Montserrat Abad Ortiz

El secreto del genio de Gustavo Bueno no reside en ninguna lámpara mágica.

[Ceremonia de lectura de la tesis de Montserrat Abad. Entre los asistentes se encuentra Gustavo Bueno. Enero 2016]

De Gustavo Bueno se han dicho ya muchas cosas. Se ha hablado de su cuerpo, de su individuo y de su persona. Se ha hablado de su generosidad, de su erudición y de su heroicidad. Se ha hablado incluso de su genio. ¿Genio? ¿Con genio nos referimos a su carácter del que se ha dicho que era irascible? ¿O a su genialidad como filósofo? ¿Era Bueno un genio como Mozart? Efectivamente, ya se ha hablado del genio de Gustavo Bueno, pero dadas las múltiples acepciones que parecen correr parejas al término parece interesante explorar como se aplica este calificativo a la figura del gran filósofo que ha abandonado en plenitud el mundo corpóreo no hace demasiados días aún.

El vocablo genio, en la actualidad, tiene como hemos podido ver en tres simples ejemplos, diferentes acepciones. Hasta diez distintas recoge la RAE en su última edición, y, rastreando un poco el origen del término rápidamente nos encontramos con una polisemia abundante del mismo.
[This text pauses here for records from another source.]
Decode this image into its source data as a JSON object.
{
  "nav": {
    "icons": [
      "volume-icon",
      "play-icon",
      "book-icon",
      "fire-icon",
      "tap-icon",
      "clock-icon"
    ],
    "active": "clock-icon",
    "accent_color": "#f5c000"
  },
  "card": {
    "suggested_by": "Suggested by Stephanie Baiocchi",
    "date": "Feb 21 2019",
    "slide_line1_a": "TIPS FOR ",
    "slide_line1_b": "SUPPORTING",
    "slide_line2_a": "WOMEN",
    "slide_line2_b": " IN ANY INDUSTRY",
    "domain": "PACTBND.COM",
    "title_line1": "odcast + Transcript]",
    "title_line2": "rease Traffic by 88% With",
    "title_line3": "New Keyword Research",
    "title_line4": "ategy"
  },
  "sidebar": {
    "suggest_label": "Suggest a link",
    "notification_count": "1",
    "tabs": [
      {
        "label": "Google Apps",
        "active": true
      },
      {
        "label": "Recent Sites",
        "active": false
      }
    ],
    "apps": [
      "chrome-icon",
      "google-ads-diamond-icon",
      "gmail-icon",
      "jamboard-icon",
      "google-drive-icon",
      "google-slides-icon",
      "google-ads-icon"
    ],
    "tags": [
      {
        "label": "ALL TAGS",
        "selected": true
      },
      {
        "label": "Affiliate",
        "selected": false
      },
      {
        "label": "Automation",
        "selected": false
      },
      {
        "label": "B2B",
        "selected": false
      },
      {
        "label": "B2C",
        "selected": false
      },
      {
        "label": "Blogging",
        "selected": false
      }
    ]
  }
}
Con genio podemos referirnos al carácter (cualquiera que sea este de una persona), al talento (otro vocablo de connotaciones ocultas), a la capacidad de realizar actividades, y por supuesto puede referirse a elementos mitológicos griegos (genios de la naturaleza), latinos, árabes, orientales y occidentales a partes iguales, cada cual con su peculiar leyenda y mito alrededor (el genio de la lámpara de Aladino, de Las mil y una noches, por poner un ejemplo).

Parece no obstante que todas estas matizaciones en las distintas acepciones podrían clasificarse en dos grandes grupos: acepciones mitológicas (todas aquellas que hacen referencia a distintos seres mitológicos) y las psicológicas (carácter, talento, habilidad, etc) que tienen que ver con la conformación de la personalidad del individuo.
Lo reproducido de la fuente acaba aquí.